If this is talking about a "placeholder" index.htm that comes with the server, I think the answer is obvious: If you request that page, it will successfully find and serve it in the same way as any other page. Thus 200 is the expected response.
On the other hand, if there's no page to be served, not even a default one, then it should 404. (Unless the default config is to list the (empty) directory, and it exists, in which case 200.)
There's no need to complicate things beyond that. One thing that I've learned over many years of experience with software is that if at all possible you should never add additional conditions or edge-cases, because they will tend to create more problems than they solve. The server is behaving most consistently if it treats the placeholder page the same as any other.
Would you want a compiler that specifically detects "hello world" programs and compiles them to always return failure, under the similar argument that it's not a "real" program? Because that's the logical conclusion of this sort of inane overthinking.
It is about fallback placeholder which is not the same as default placeholder, but rather indicates that user did not configure his website at all. I'd say that 5xx is appropriate here.
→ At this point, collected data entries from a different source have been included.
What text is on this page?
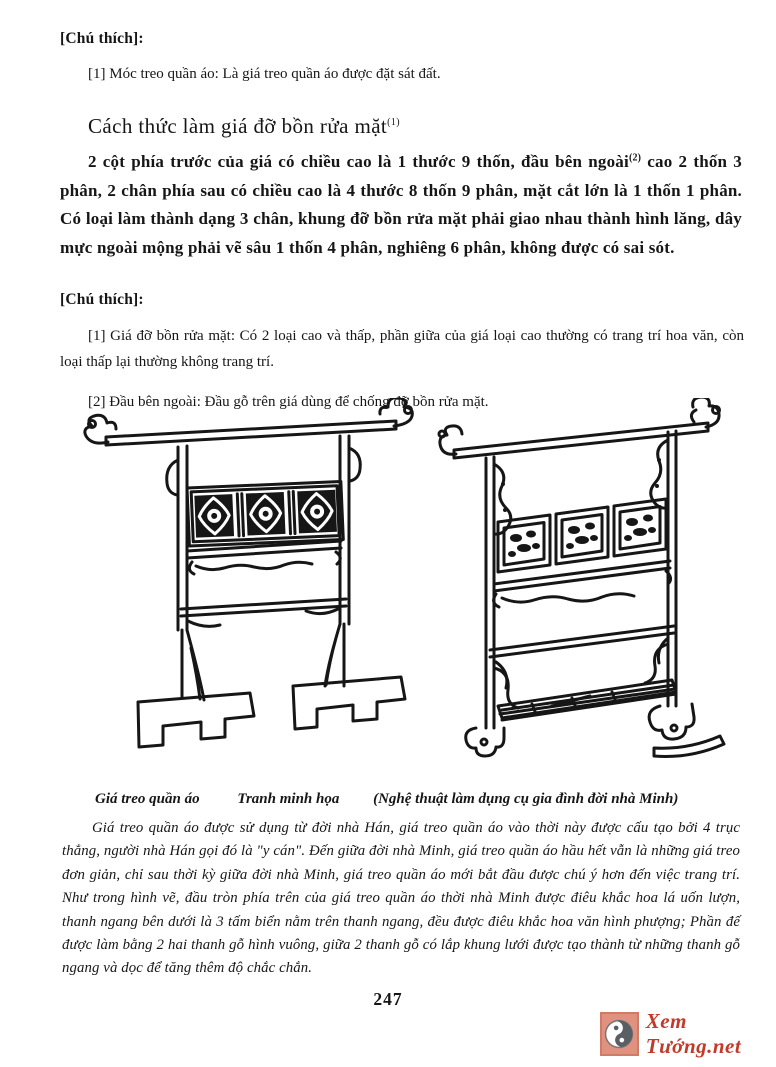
[Chú thích]:
[1] Móc treo quần áo: Là giá treo quần áo được đặt sát đất.
Cách thức làm giá đỡ bồn rửa mặt$^{(1)}$
2 cột phía trước của giá có chiều cao là 1 thước 9 thốn, đầu bên ngoài$^{(2)}$ cao 2 thốn 3 phân, 2 chân phía sau có chiều cao là 4 thước 8 thốn 9 phân, mặt cắt lớn là 1 thốn 1 phân. Có loại làm thành dạng 3 chân, khung đỡ bồn rửa mặt phải giao nhau thành hình lăng, dây mực ngoài mộng phải vẽ sâu 1 thốn 4 phân, nghiêng 6 phân, không được có sai sót.
[Chú thích]:
[1] Giá đỡ bồn rửa mặt: Có 2 loại cao và thấp, phần giữa của giá loại cao thường có trang trí hoa văn, còn loại thấp lại thường không trang trí.
[2] Đầu bên ngoài: Đầu gỗ trên giá dùng để chống đỡ bồn rửa mặt.
Giá treo quần áo	Tranh minh họa (Nghệ thuật làm dụng cụ gia đình đời nhà Minh)
Giá treo quần áo được sử dụng từ đời nhà Hán, giá treo quần áo vào thời này được cấu tạo bởi 4 trục thẳng, người nhà Hán gọi đó là "y cán". Đến giữa đời nhà Minh, giá treo quần áo hầu hết vẫn là những giá treo đơn giản, chỉ sau thời kỳ giữa đời nhà Minh, giá treo quần áo mới bắt đầu được chú ý hơn đến việc trang trí. Như trong hình vẽ, đầu tròn phía trên của giá treo quần áo thời nhà Minh được điêu khắc hoa lá uốn lượn, thanh ngang bên dưới là 3 tấm biển nằm trên thanh ngang, đều được điêu khắc hoa văn hình phượng; Phần đế được làm bằng 2 hai thanh gỗ hình vuông, giữa 2 thanh gỗ có lắp khung lưới được tạo thành từ những thanh gỗ ngang và dọc để tăng thêm độ chắc chắn.
247
Xem Tướng.net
For example you don't want for Google to remember your website as "Apache installed" if its crawler happens to run nearby.
You can serve a body with a 404, user will see the appropriate message and robot can safely ignore this page until further notice. Search engine will often retry 404 later and slowly reduce crawling if it stays not found.
You’re not wrong, but I also believe that a lot of these problems are inherently complicated. Trying to encapsulate all the cases for a given problem will inherently have edge cases. Yes they suck and yes we should try to prevent them when possible, but I feel like ignoring them is also a huge foot-gun.
Agreed. Anything other than 200 is going to require special case handling by the server. How else would it know whether it's serving up the default index? You could add a .htaccess (or equivalent) rule but that increases the likelihood of somebody forgetting to remove it.
otoh, if you somehow monitor if your web servers are working, you wouldn’t want your server to answer with 200 in the case the configuration is reset by error.
I mean, the real point is here : nobody cares what your server is answering just after being setup. However I can see how it’s a problem if for any reason, a server loses its configuration and still acts like everything is fine.
(ofc you can bypass this by monitoring a more specific url but it’s not always possible if you are not the one deciding what the server serves)
For your analogy, it’s more like you’d want your compiler to fail if you fed it with no source code.
I run Nginx Proxy Manager as a reverse proxy on my home server that has NextCloud, Mastodon, and a few other things on it.
I kept hitting an issue where random things on the internet would stop working: USPS's login page, my WiFi garage door opener, etc.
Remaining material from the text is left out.